Currencies are meant to be exchanged for goods. Hence, their value must be measured against the amount of goods that they can buy. Comparing them against one another will provide an extremely misleading image especially when all currencies are falling in value. That is precisely what is happening in the modern world. In this article, we will discuss how comparing currencies against one another presents a completely different image as compared to what the reality is.
All Currencies Have Lost Value in the Past Century
Under the so called freely floating currency regimes, nearly all of the currencies have lost value. The common man may not realize that their money is losing value right while staying in their pockets. In fact, it is even losing value when it is in banks and is earning interest! The interest earned is barely enough to provide a hedge against rising inflation. There is barely any real interest earned. In fact, most people lose money on a real basis when they park their currencies in banks.
The United States dollar has lost over 94% of its value in the past century. Similarly, other major currencies like the Pound sterling have also been in a major decline. This consistent fall in value is unprecedented given the fact that the value of the dollar remained almost unchanged for the century prior to this! That was the period when the dollar was backed by gold and silver i.e. with real value and fiat money was not the predominant monetary system of the world.

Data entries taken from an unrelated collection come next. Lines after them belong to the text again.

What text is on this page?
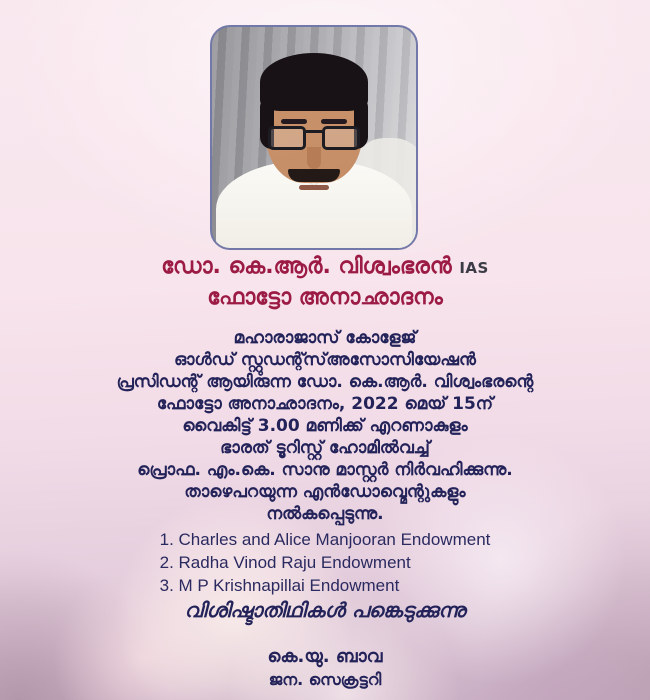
ഡോ. കെ.ആർ. വിശ്വംഭരൻ IAS
ഫോട്ടോ അനാഛാദനം
മഹാരാജാസ് കോളേജ്
ഓൾഡ് സ്റ്റുഡന്റ്സ്അസോസിയേഷൻ
പ്രസിഡന്റ് ആയിരുന്ന ഡോ. കെ.ആർ. വിശ്വംഭരന്റെ
ഫോട്ടോ അനാഛാദനം, 2022 മെയ് 15ന്
വൈകിട്ട് 3.00 മണിക്ക് എറണാകുളം
ഭാരത് ടൂറിസ്റ്റ് ഹോമിൽവച്ച്
പ്രൊഫ. എം.കെ. സാനു മാസ്റ്റർ നിർവഹിക്കുന്നു.
താഴെപറയുന്ന എൻഡോവ്മെന്റുകളും
നൽകപ്പെടുന്നു.
1. Charles and Alice Manjooran Endowment
2. Radha Vinod Raju Endowment
3. M P Krishnapillai Endowment
വിശിഷ്ടാതിഥികൾ പങ്കെടുക്കുന്നു
കെ.യു. ബാവ
ജന. സെക്രട്ടറി
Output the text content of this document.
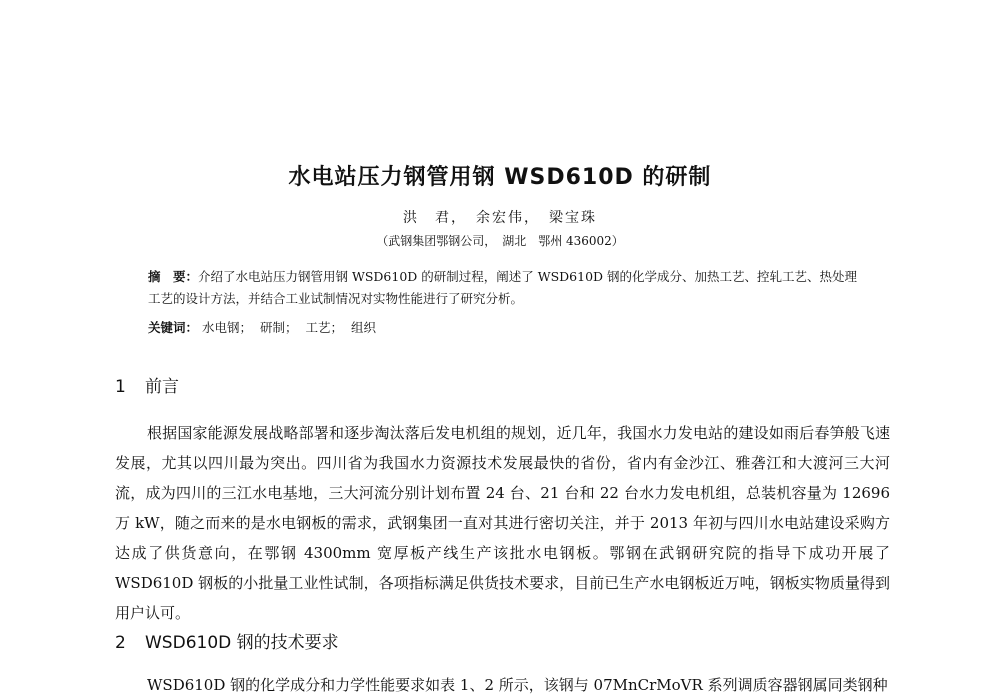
水电站压力钢管用钢 WSD610D 的研制
洪　君，　余宏伟，　梁宝珠
（武钢集团鄂钢公司，　湖北　鄂州 436002）
摘　要：介绍了水电站压力钢管用钢 WSD610D 的研制过程，阐述了 WSD610D 钢的化学成分、加热工艺、控轧工艺、热处理工艺的设计方法，并结合工业试制情况对实物性能进行了研究分析。
关键词： 水电钢； 研制； 工艺； 组织
1 前言
根据国家能源发展战略部署和逐步淘汰落后发电机组的规划，近几年，我国水力发电站的建设如雨后春笋般飞速发展，尤其以四川最为突出。四川省为我国水力资源技术发展最快的省份，省内有金沙江、雅砻江和大渡河三大河流，成为四川的三江水电基地，三大河流分别计划布置 24 台、21 台和 22 台水力发电机组，总装机容量为 12696 万 kW，随之而来的是水电钢板的需求，武钢集团一直对其进行密切关注，并于 2013 年初与四川水电站建设采购方达成了供货意向，在鄂钢 4300mm 宽厚板产线生产该批水电钢板。鄂钢在武钢研究院的指导下成功开展了 WSD610D 钢板的小批量工业性试制，各项指标满足供货技术要求，目前已生产水电钢板近万吨，钢板实物质量得到用户认可。
2 WSD610D 钢的技术要求
WSD610D 钢的化学成分和力学性能要求如表 1、2 所示，该钢与 07MnCrMoVR 系列调质容器钢属同类钢种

The case of the rapid decline in the value of the United States dollar is not unique. Rather all currencies have lost a lot of value in the past few years. This can largely be attributed to the rise of the fiat currency system worldwide and the fact that a floating rate exchange system creates a false impression that some currencies are gaining value whereas other are losing value when in reality everybody is facing a decline. It is the relative measurement which creates this distorted vision. The countries that seem to be appreciating are the ones that are experiencing the least fall in value. However, their value is declining and not rising!
Changed Standard of Measurement
The modern foreign exchange system compares the value of one currency against the value of others. Thus, the value of the dollar is compared against the British pound or any such other currency. Hence, the movements in the dollar are relative to the movement in the pound. In this kind of measurement, both the currency units are variable and hence there is no stable basis to compare against.
So the dollar could be losing value in the real world due to inflation and the case could be same for the British pound as well. However, if the dollar is inflating less than the pound, it will appear as though it is appreciating against the pound! Thus, freely floating currencies end up becoming freely falling currencies. They gain or lose value when compared to one another whereas when it comes to buying goods and services in the real world all of them are have significantly lost purchasing power.
This can be contrasted with the gold standard. The value of gold was considered to be constant and the value of currencies would rise and fall against the gold. Thus, when the currency appreciated against the gold it also appreciated in the real world i.e. less of the currency was required to buy increasing quantities of goods and services. This was the gold standard. As we can see that the alternate system has led all the other currencies into a freefall!
Affects Underlying Economies
The freely falling currency system severely impacts the underlying economies as well. Inflation has become a way of life in the fiat money world! Workers expect their wages to rise more than their productivity. The loss of value that currencies face is considered to be the time value of money! Also, since the freely floating currencies change in value every minute, an obscene amount of resources are spent on predicting its future value. Speculators who add no value to the real world also end up making fortunes!
Thus, from a conservative standpoint, the gold standard was probably the best way in which the monetary system of the world could and should be organized. Currencies were a store of value during the gold standard era whereas in the era of freely floating exchange rates, they have simple become currencies that are freely falling in value!